Hearn has said that he wants Farooq to have one more fight, likely in the first quarter of next year, before putting his new Scottish star into a rematch with Lee McGregor in front of what he hopes is a packed house at Glasgow’s SSE Hydro. The pair have been constantly linked with a rematch since they fought last year. Farooq says he will fight who his team put in front of him and won’t think about anything else until then. And until they do meet, he urged his domestic rival to concentrate on what lies ahead.

“To be honest, his main concern is the European title fight [against Karim Guerfi]. He should be more focused on that and forget about me,” said Farooq. “It’s a step at a time in boxing. You can’t underestimate what’s in front of you. Even that fight there that I had [on Saturday], when I was boxing, I didn’t care about McGregor. I was focused on Angel [Aviles]. If [Guerfi] beats McGregor then talk of the fight stops straight away so what you want to do is look at what’s in front of you and focus on him and after that you can take it from there.

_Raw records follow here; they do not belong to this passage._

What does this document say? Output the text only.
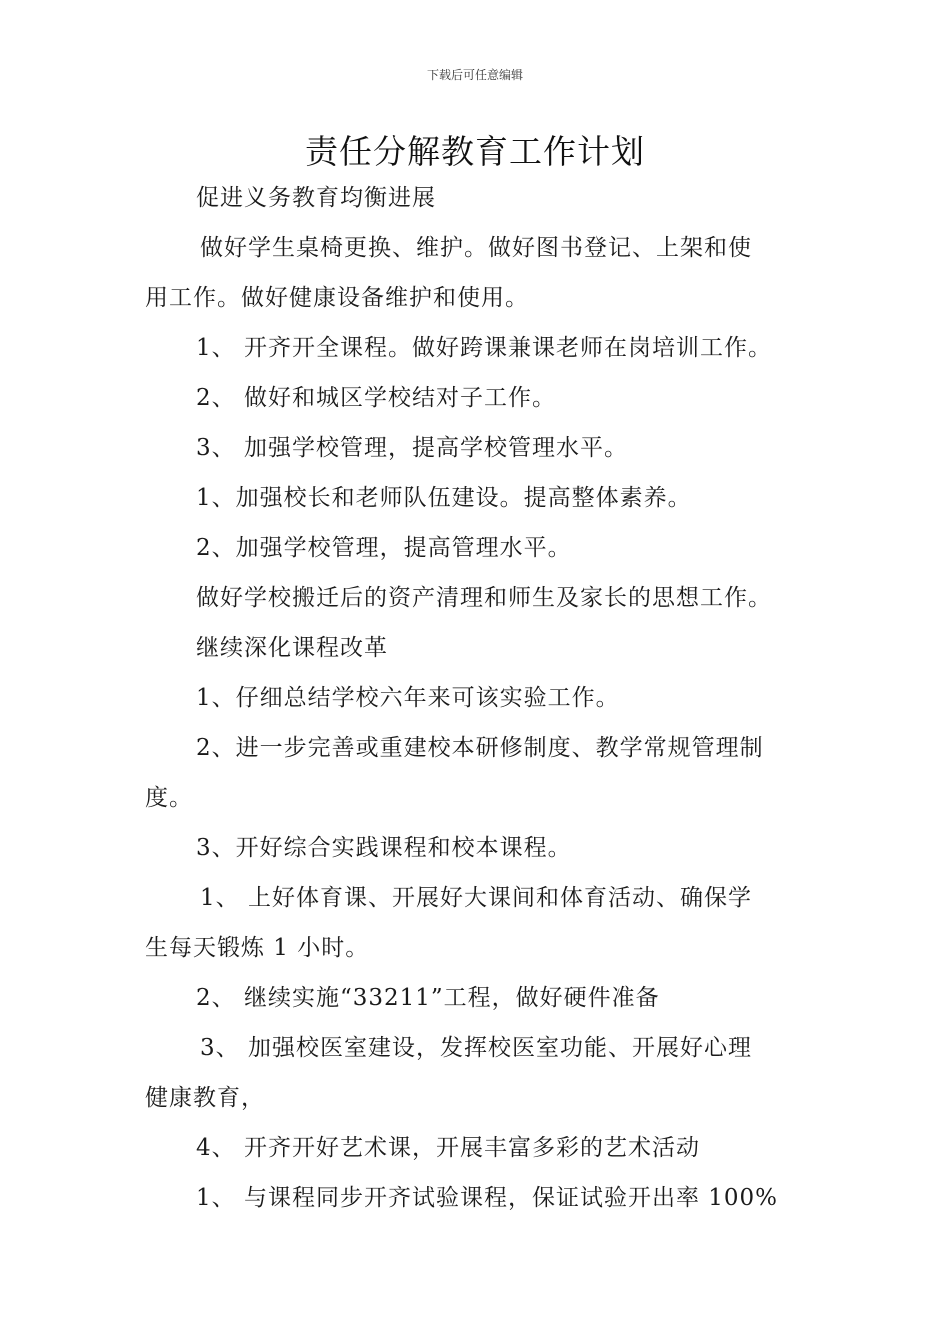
下载后可任意编辑
责任分解教育工作计划
促进义务教育均衡进展
做好学生桌椅更换、维护。做好图书登记、上架和使
用工作。做好健康设备维护和使用。
1、 开齐开全课程。做好跨课兼课老师在岗培训工作。
2、 做好和城区学校结对子工作。
3、 加强学校管理，提高学校管理水平。
1、加强校长和老师队伍建设。提高整体素养。
2、加强学校管理，提高管理水平。
做好学校搬迁后的资产清理和师生及家长的思想工作。
继续深化课程改革
1、仔细总结学校六年来可该实验工作。
2、进一步完善或重建校本研修制度、教学常规管理制
度。
3、开好综合实践课程和校本课程。
1、 上好体育课、开展好大课间和体育活动、确保学
生每天锻炼 1 小时。
2、 继续实施“33211”工程，做好硬件准备
3、 加强校医室建设，发挥校医室功能、开展好心理
健康教育，
4、 开齐开好艺术课，开展丰富多彩的艺术活动
1、 与课程同步开齐试验课程，保证试验开出率 100%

“At the moment, things are unpredictable especially because of Covid. We don’t know when things are going to go back to normal. England is in lockdown at the moment and Glasgow is going into Tier 4 (which instructs people to stay at home). Things are unpredictable in the UK and the world. Don’t get me wrong, McGregor is a big, big fight. Financially, it’s brilliant for me, I’m not going to say it’s not. For my profile, it’s a big fight and even for him it’s big fight, but at this time I’m not thinking about fighting, I’m wanting to rest up. With the headache we’ve had the last four to five weeks, I just want to give my mind and body a rest.”

Main image: Dave Thompson/Matchroom Boxing.